🤖 AI Summary
Ionospheric forecasting faces challenges including sparse observational coverage, complex multi-sphere coupling, and stringent real-time requirements. To address these, this work introduces the first open, machine learning–oriented ionospheric prediction dataset. It achieves spatiotemporal alignment and modular integration of heterogeneous data sources—including Solar Dynamics Observatory (SDO) imagery, solar wind parameters, geomagnetic indices (Kp, AE, SYM-H), F10.7 solar radio flux, JPL GIM-TEC maps, and multi-source GNSS/smartphone-derived TEC measurements—for the first time. A unified standardization pipeline is proposed to enable synergistic physics-informed and data-driven modeling.
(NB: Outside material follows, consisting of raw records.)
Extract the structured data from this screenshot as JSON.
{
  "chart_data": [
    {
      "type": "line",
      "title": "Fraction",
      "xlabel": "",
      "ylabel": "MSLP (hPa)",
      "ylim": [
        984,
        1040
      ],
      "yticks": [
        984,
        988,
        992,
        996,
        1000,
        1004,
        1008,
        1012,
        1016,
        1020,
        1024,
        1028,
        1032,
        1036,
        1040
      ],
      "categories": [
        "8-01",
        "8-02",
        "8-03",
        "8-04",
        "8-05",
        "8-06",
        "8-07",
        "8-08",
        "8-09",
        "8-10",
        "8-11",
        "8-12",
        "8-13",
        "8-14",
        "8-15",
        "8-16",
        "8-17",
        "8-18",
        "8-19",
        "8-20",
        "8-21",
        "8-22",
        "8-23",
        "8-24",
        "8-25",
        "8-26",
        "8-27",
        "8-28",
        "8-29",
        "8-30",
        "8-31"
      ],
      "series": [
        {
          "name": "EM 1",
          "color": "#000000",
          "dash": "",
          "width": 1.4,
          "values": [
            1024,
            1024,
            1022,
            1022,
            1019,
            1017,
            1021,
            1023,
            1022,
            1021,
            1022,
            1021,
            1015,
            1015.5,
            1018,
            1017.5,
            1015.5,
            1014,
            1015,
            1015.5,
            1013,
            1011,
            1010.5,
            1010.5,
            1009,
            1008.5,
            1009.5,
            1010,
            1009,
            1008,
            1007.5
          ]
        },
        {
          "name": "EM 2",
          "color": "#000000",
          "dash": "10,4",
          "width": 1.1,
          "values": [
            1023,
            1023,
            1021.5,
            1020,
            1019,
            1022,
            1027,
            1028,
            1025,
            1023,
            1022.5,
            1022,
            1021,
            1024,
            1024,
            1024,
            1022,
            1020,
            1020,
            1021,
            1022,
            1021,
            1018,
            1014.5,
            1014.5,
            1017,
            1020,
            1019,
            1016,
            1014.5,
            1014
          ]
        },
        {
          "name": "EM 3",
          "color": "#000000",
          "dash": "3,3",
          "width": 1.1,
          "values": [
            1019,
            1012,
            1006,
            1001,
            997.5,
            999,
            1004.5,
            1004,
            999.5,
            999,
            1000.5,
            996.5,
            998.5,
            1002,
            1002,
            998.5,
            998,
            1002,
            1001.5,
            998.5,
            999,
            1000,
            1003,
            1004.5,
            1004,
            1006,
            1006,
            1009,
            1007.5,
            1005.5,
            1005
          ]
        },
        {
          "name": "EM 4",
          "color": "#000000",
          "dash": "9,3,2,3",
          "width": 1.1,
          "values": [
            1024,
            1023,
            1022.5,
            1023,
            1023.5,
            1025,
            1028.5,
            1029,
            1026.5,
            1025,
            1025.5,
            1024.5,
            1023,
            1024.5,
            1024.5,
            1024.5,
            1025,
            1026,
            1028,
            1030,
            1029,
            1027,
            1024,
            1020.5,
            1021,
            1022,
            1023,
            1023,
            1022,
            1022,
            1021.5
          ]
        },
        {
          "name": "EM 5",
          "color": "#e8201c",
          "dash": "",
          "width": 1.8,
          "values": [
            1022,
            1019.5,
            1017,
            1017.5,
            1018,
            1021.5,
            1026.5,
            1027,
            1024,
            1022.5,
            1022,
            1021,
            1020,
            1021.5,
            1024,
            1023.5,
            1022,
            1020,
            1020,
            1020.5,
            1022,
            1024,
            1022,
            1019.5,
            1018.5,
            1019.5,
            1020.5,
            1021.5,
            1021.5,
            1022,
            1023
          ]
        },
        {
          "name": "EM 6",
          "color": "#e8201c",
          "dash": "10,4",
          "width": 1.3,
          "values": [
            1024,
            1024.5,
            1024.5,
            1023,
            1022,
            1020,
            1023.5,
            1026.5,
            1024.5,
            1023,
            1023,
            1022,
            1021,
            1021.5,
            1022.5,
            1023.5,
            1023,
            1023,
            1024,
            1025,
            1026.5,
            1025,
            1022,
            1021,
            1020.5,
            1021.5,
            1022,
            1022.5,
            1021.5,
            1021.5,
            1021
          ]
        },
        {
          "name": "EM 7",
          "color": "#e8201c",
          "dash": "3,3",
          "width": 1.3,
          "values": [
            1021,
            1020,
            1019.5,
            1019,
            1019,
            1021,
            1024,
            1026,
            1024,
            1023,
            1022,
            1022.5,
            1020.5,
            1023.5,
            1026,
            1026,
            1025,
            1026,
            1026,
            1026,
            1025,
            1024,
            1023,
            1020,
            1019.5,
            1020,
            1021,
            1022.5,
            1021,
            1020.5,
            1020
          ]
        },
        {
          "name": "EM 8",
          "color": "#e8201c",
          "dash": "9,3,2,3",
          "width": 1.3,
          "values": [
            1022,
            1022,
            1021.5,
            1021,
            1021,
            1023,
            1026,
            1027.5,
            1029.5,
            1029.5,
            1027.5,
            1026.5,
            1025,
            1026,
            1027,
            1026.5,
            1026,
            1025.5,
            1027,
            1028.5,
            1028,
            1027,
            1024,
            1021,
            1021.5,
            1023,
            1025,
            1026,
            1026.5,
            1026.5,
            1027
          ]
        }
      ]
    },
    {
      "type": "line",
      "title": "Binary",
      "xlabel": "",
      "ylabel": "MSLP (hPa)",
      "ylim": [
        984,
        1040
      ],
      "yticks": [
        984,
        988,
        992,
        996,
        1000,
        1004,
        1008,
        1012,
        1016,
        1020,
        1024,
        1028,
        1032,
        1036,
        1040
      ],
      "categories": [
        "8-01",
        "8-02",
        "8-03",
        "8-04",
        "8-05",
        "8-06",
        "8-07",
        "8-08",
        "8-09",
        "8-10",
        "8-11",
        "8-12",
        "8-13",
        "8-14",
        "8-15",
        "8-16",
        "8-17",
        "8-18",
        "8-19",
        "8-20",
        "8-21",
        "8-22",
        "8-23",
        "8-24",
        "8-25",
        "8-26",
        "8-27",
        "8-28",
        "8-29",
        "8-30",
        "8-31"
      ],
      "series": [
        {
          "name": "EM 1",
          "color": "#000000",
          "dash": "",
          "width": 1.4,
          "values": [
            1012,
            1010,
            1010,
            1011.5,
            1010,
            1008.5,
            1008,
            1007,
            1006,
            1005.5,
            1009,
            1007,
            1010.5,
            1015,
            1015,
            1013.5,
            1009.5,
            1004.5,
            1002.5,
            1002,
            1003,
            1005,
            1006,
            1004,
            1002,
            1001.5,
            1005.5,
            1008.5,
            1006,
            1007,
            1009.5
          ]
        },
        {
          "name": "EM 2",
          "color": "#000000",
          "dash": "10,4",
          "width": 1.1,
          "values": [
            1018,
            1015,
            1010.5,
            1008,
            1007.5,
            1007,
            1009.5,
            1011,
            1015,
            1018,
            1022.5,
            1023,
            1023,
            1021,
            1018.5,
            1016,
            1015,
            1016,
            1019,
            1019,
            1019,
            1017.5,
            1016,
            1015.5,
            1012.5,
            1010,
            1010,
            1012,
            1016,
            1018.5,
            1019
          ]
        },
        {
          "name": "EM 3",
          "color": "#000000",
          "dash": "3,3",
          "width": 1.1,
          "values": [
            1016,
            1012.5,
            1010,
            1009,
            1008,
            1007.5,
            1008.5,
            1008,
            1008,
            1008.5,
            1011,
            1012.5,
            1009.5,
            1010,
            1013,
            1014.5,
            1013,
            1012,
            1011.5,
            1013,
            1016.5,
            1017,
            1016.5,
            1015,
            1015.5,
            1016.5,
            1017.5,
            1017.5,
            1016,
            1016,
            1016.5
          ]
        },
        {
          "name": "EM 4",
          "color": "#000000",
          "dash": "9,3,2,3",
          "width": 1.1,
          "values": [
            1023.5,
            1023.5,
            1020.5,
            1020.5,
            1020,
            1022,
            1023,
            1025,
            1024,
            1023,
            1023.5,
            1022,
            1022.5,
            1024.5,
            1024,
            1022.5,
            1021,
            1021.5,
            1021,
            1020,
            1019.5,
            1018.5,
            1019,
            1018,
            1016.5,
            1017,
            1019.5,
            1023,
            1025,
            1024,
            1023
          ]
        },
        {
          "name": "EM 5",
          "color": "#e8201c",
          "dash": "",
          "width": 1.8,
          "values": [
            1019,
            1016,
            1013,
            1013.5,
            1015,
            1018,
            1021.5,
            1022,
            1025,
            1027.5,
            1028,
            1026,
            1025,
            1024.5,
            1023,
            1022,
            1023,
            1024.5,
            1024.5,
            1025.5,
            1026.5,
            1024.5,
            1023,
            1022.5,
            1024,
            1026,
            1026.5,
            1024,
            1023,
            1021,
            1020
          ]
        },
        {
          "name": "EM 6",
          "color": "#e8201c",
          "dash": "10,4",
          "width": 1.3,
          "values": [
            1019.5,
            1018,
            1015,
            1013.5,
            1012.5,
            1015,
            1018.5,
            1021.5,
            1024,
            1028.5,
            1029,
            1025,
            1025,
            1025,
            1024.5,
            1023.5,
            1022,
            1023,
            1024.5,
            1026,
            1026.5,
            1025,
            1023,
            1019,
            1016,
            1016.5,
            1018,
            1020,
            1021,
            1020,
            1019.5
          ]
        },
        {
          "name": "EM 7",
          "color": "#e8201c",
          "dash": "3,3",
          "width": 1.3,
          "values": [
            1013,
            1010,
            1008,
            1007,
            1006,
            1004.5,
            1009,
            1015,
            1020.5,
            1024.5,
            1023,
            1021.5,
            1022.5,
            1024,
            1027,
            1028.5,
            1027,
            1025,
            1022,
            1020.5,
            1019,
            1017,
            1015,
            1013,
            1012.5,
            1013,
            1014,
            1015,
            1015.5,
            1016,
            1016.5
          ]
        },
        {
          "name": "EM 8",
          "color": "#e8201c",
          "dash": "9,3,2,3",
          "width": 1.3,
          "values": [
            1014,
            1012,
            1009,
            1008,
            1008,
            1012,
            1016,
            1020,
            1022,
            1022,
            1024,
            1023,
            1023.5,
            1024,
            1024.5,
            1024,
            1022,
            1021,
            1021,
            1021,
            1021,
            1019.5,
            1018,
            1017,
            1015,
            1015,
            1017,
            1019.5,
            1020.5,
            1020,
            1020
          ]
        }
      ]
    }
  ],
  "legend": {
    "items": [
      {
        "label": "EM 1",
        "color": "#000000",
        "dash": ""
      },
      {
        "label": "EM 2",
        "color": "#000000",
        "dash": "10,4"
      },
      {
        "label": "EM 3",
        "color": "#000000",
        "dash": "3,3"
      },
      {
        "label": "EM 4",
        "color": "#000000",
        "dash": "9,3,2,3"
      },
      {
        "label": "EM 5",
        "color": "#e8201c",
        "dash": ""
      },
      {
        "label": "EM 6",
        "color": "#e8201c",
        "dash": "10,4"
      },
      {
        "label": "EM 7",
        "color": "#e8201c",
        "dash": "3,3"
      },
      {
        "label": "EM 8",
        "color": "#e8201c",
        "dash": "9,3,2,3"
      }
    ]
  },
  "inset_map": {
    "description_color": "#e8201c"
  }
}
Leveraging this dataset, we systematically train and evaluate diverse spatiotemporal machine learning models. Our approach achieves high-accuracy short-term vertical TEC (vTEC) forecasting under both quiet and geomagnetically active conditions, substantially enhancing dynamic ionospheric modeling capability and operational space weather forecasting utility.
📝 Abstract
Operational forecasting of the ionosphere remains a critical space weather challenge due to sparse observations, complex coupling across geospatial layers, and a growing need for timely, accurate predictions that support Global Navigation Satellite System (GNSS), communications, aviation safety, as well as satellite operations. As part of the 2025 NASA Heliolab, we present a curated, open-access dataset that integrates diverse ionospheric and heliospheric measurements into a coherent, machine learning-ready structure, designed specifically to support next-generation forecasting models and address gaps in current operational frameworks. Our workflow integrates a large selection of data sources comprising Solar Dynamic Observatory data, solar irradiance indices (F10.7), solar wind parameters (velocity and interplanetary magnetic field), geomagnetic activity indices (Kp, AE, SYM-H), and NASA JPL's Global Ionospheric Maps of Total Electron Content (GIM-TEC). We also implement geospatially sparse data such as the TEC derived from the World-Wide GNSS Receiver Network and crowdsourced Android smartphone measurements. This novel heterogeneous dataset is temporally and spatially aligned into a single, modular data structure that supports both physical and data-driven modeling. Leveraging this dataset, we train and benchmark several spatiotemporal machine learning architectures for forecasting vertical TEC under both quiet and geomagnetically active conditions. This work presents an extensive dataset and modeling pipeline that enables exploration of not only ionospheric dynamics but also broader Sun-Earth interactions, supporting both scientific inquiry and operational forecasting efforts.